What the Supermarket taught me about Big Data
Author’s Note: I have no kids. I have friends with kids, who used to be in diapers. The kids were in diapers, not the friends. I’ve changed a few in my day, but not nearly as many as my friends have. And yes this has some sort of relevance to this story…
In every trade show or conference there’s someone talking about Big Data. They talk about algorithms, CPUs, memory, software stacks, cabling, racks, ROI, TCO, nodes, names, federation, centralization, organization until you get “the pitch.” I’m not really interested in the pitch for why someone’s product is better than the other, I’m more interested in the “What is the Problem that you’re trying to solve?” This to me gets to the root of Big Data,or the consolidation of a set of diverse data sources with a multitude of data types for which you’re attempting to determine relationships and patterns amongst it. Phew. Got it?
Me neither, but I like to think in examples and this is where it dawned on me in the grocery store.
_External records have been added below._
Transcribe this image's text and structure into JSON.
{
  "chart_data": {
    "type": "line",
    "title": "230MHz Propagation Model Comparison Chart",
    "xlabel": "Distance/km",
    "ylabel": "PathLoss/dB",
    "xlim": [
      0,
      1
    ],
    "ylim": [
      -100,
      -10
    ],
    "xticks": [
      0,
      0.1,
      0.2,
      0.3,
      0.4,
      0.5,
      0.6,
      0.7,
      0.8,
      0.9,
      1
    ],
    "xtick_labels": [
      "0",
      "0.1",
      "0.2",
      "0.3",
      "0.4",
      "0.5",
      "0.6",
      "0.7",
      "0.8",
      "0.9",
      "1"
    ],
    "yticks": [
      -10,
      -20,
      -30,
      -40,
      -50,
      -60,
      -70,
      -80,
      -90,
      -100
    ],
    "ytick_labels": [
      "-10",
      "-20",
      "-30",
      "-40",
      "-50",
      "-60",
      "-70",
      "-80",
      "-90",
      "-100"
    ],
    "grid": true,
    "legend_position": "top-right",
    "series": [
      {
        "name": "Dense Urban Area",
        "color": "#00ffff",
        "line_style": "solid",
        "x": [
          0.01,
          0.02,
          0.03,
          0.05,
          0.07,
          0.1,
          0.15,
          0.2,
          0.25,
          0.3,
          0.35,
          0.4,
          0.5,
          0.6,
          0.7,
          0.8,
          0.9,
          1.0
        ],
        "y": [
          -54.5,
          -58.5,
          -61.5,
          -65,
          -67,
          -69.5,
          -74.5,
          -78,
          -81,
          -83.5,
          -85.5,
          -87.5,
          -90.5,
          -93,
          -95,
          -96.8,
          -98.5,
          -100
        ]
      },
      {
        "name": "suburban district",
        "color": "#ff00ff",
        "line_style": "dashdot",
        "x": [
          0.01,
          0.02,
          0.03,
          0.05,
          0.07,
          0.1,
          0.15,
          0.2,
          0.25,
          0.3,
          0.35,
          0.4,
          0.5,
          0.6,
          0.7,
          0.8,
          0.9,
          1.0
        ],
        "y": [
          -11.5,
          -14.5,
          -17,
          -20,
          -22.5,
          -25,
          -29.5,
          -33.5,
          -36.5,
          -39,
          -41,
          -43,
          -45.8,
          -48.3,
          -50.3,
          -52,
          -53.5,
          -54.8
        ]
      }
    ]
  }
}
I was walking through the local grocery store, a place with a very high number of items. In fact, in 2010, the average grocery store carried over 38,000 different items. In some areas of the store, the placement of these items is logical. Dairy is on the back wall so that it takes a very short trip from a refrigerated truck, to a refrigerated room which often opens into the milk cases. Restocking the shelves seems to be a process of just lifting the 1Gal jugs off a pallet/shelf and putting it into the case, without having to wheel it out into the store. Others not so much… I’ll get to one of them in a bit.
The store also contains seemingly unrelated types, sure they carry food and other edibles, but also flowers, hardware, cooking pans and yes, diapers. I get it, it’s a one stop shopping location. The problem the supermarket faces isn’t about “how do I store all these items on the shelves”, but “how can I arrange the items such that buying item #1 puts the customer in the right mindset to buy item #2?”
So I continued in my shopping tour of the store and came down in aisle which had diversity and quantity in it, but I didn’t readily see the pattern. There was a relationship between items on one side of the aisle, but I was having trouble seeing the relationship between both sides of the aisle. On the right side was flowers, balloons and greeting cards. Never seen it fully stocked, as the only time I visit it is at 5:45pm, on my way home, on February 14th, and stand there looking at a 99% empty shelf with the 20 other doofuses that waited until the last minute, and pray “it’s the thought that counts” will save my procrastination. But I digress. All these items were pretty easily related.
The other side had baby food, diapers, baby wipes and other infant related items for which I had no idea what they were for (See Author’s note above).
So here we are, on one side of the aisle we have baby products and the other side we have cards, balloons and flowers. What is the relationship between the items on the left vs. the right? Seems like a problem for Big Data. It’s one thing for a human to look at these and come up with a relationship, but it’s another to be able to feed this into a automated system and come out with a relationship.
So how does this fit into the definition?
- Consolidation: One stop shopping
- Diverse Data Sources: Different types of items
- Multitude of data types: 38,000 items…
- Relationships and Patterns: What do the items on the left and right side of the aisle have in common?
So what is the relationship between diapers, baby food and flowers/cards? While this is solvable with a machine system and algorithms, what makes this interesting isn’t the Petabytes of data or racks of servers, but in uncovering the relationship in all that data.